The near-record outflows come only days after GBTC posted a historic low daily net outflow of $22.4 million on Feb. 26.
“Two steps forward one step back,” Balchunas added.
On Wednesday, Feb. 28, the ten United States spot Bitcoin ETFs saw a combined record-high net inflow of $673.4 million as Bitcoin touched an over two-year high of $64,000.
The latest GBTC outflows could put a dent in the day’s inflows. Full inflow data across the other nine ETFs is not currently available, though Farside’s Feb. 29 data already shows Fidelity’s Bitcoin ETF — one of the top three largest funds by assets — as generating just $44.8 million net inflows, its fourth-lowest day of inflows.

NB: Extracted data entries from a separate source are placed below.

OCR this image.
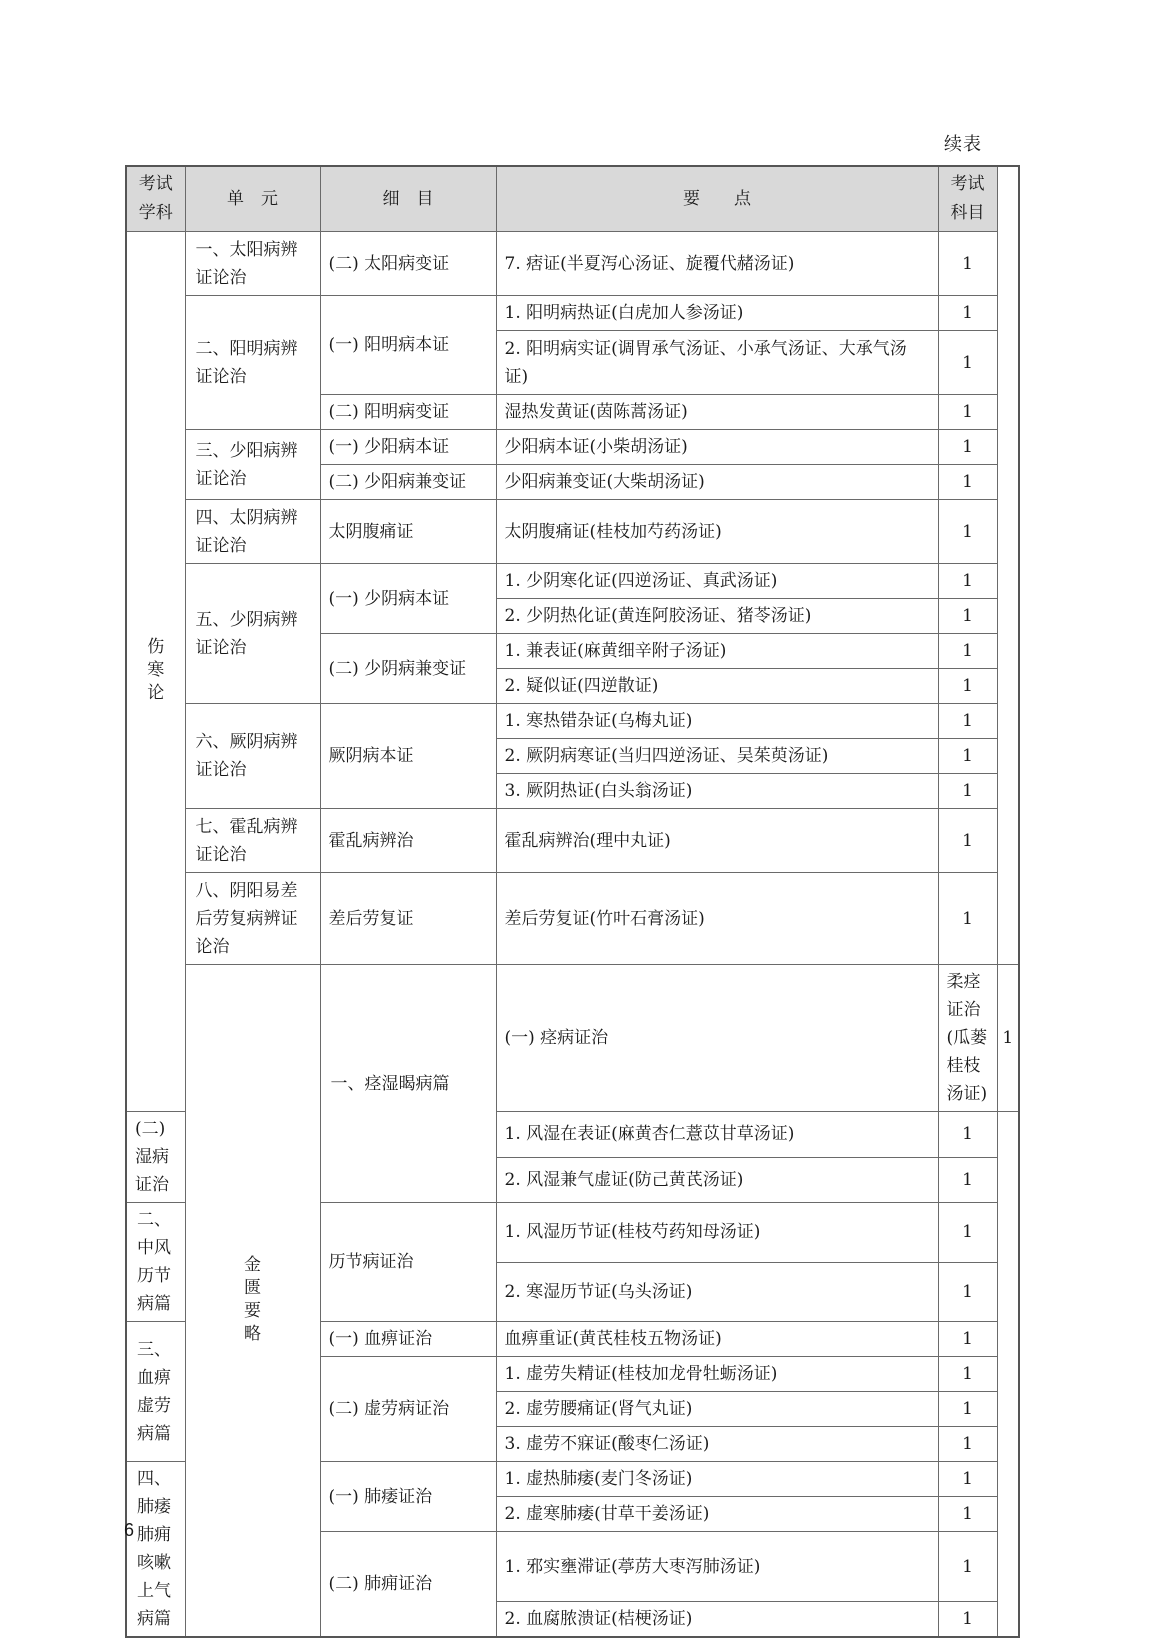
续表
考试学科	单　元	细　目	要　　点	考试科目	
伤寒论	一、太阳病辨证论治	(二) 太阳病变证	7. 痞证(半夏泻心汤证、旋覆代赭汤证)	1	
	二、阳明病辨证论治	(一) 阳明病本证	1. 阳明病热证(白虎加人参汤证)	1	
			2. 阳明病实证(调胃承气汤证、小承气汤证、大承气汤证)	1	
		(二) 阳明病变证	湿热发黄证(茵陈蒿汤证)	1	
	三、少阳病辨证论治	(一) 少阳病本证	少阳病本证(小柴胡汤证)	1	
		(二) 少阳病兼变证	少阳病兼变证(大柴胡汤证)	1	
	四、太阴病辨证论治	太阴腹痛证	太阴腹痛证(桂枝加芍药汤证)	1	
	五、少阴病辨证论治	(一) 少阴病本证	1. 少阴寒化证(四逆汤证、真武汤证)	1	
			2. 少阴热化证(黄连阿胶汤证、猪苓汤证)	1	
		(二) 少阴病兼变证	1. 兼表证(麻黄细辛附子汤证)	1	
			2. 疑似证(四逆散证)	1	
	六、厥阴病辨证论治	厥阴病本证	1. 寒热错杂证(乌梅丸证)	1	
			2. 厥阴病寒证(当归四逆汤证、吴茱萸汤证)	1	
			3. 厥阴热证(白头翁汤证)	1	
	七、霍乱病辨证论治	霍乱病辨治	霍乱病辨治(理中丸证)	1	
	八、阴阳易差后劳复病辨证论治	差后劳复证	差后劳复证(竹叶石膏汤证)	1	
	金匮要略	一、痉湿暍病篇	(一) 痉病证治	柔痉证治(瓜蒌桂枝汤证)	1
(二) 湿病证治			1. 风湿在表证(麻黄杏仁薏苡甘草汤证)	1	
			2. 风湿兼气虚证(防己黄芪汤证)	1	
二、中风历节病篇		历节病证治	1. 风湿历节证(桂枝芍药知母汤证)	1	
			2. 寒湿历节证(乌头汤证)	1	
三、血痹虚劳病篇		(一) 血痹证治	血痹重证(黄芪桂枝五物汤证)	1	
		(二) 虚劳病证治	1. 虚劳失精证(桂枝加龙骨牡蛎汤证)	1	
			2. 虚劳腰痛证(肾气丸证)	1	
			3. 虚劳不寐证(酸枣仁汤证)	1	
四、肺痿肺痈咳嗽上气病篇		(一) 肺痿证治	1. 虚热肺痿(麦门冬汤证)	1	
			2. 虚寒肺痿(甘草干姜汤证)	1	
		(二) 肺痈证治	1. 邪实壅滞证(葶苈大枣泻肺汤证)	1	
			2. 血腐脓溃证(桔梗汤证)	1	
6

Meanwhile, in a recent note to investors, JPMorgan analysts warn the price of Bitcoin may fall after the “halving euphoria” dissipates.
Bitcoin’s April-slated halving event — which many believe could push its price higher — could have the opposite effect and see it approach $42,000 instead, the analysts noted in a Feb. 29 note seen by Bloomberg.
Related: Bitcoin ETFs set for ‘even bigger wave’ in next few months: Bitwise
The Bitcoin halving event slashes the Bitcoin block reward from 6.25 BTC to 3.125 BTC and is a historic catalyst for Bitcoin price rallies as miner production costs typically rise afterward.
Production costs — the cost to mine one Bitcoin — are seen as the lowest Bitcoin’s price should theoretically go and should “mechanically double” to $53,000 post-halving, the analysts said.
However, mining difficulty could be 20% lower than first estimated — pushing down production costs and Bitcoin’s price, meaning the cryptocurrency could slide to $42,000 after the April halving, the analysts noted.
Analysts calculated the extra 20% mining difficulty drop by assuming some miners with less efficient machines and little money to upgrade will pull their rigs offline as running costs rise.
This would bring down Bitcoin’s hash rate — and its mining difficulty — by an estimated 20%, which aligns with estimates made by Galaxy Digital last month.
The analysts conceded the mining difficulty drop might not happen as inefficient mining rigs could remain profitable in the scenario that Bitcoin’s price remains elevated, especially due to demand from Bitcoin ETFs.